The Pound currency escaped a lower fall as the US dollar weakened in the market towards the end of the week.
The focus was on the United States (US) inflation data published in the New York session yesterday but did not have a significant impact on price movements.
The market was more driven by the positive development of the US-China trade negotiations when several matters were agreed upon by both parties.
The positive sentiment of the negotiations that ended yesterday provided relief in the market but had a negative impact on the value of the US dollar.
The focus was on the UK economic growth report in the European session, affecting the movement of the Pound currency while the US producer price index (PPI) data will be given attention in the next session and is expected to drive the US dollar.
The GBP/USD currency pair chart on Tuesday showed a decline reaching around 1.34600 but rebounded on Wednesday.
The increase was clearly displayed in the New York session yesterday up to 1.35600 before slowing down again to end the closing trade of the session.

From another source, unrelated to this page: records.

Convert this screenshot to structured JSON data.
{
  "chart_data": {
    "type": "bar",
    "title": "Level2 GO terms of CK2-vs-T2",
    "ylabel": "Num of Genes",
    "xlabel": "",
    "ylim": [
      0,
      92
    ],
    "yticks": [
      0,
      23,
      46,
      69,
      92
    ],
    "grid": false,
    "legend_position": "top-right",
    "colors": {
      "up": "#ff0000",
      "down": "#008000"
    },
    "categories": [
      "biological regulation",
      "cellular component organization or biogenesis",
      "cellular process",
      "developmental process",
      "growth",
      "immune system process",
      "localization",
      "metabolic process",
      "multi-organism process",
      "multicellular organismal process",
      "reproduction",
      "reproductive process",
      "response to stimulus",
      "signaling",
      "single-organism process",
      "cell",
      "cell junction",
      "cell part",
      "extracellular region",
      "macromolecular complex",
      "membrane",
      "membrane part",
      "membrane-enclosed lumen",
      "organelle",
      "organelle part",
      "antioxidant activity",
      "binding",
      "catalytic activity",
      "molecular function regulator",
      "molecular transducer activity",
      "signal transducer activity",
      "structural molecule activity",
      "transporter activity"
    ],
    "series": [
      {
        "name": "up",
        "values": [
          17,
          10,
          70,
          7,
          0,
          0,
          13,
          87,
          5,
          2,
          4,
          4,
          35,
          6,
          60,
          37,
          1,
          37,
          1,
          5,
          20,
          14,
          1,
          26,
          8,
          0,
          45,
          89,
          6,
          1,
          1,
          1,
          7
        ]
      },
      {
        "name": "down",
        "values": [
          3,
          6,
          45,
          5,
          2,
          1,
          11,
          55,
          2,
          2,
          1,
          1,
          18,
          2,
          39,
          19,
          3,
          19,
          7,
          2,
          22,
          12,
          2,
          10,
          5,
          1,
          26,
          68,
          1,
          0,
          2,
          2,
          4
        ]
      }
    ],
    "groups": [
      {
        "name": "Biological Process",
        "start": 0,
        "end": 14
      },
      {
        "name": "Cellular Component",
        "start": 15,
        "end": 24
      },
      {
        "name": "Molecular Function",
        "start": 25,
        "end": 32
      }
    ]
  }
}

Following the bullish signal that the price had been above the Moving Average 50 (MA50) support line on the 1-hour timeframe on the GBP/USD chart, the price continued its upward trend in the Asian session this morning (Thursday) approaching the resistance zone of 1.36000.
However, the momentum was interrupted by the UK monthly growth figure in April recording -0.1%, indicating a worse-than-expected contraction.
The price fell with the initial reaction to the data release and if it continues, the 1.35000 level could be the target to be approached again.
An extended fall below that level would provide a clearer signal for bearish movement for the price.
On the other hand, if the increase continues, last week's high reached at 1.36160 will be surpassed for the price to record the latest 3-year record high.
For the target for a higher increase, the target shifts to the top of 1.37000 but must first pass the resistance zone of 1.36000 which still restricts the price's advance.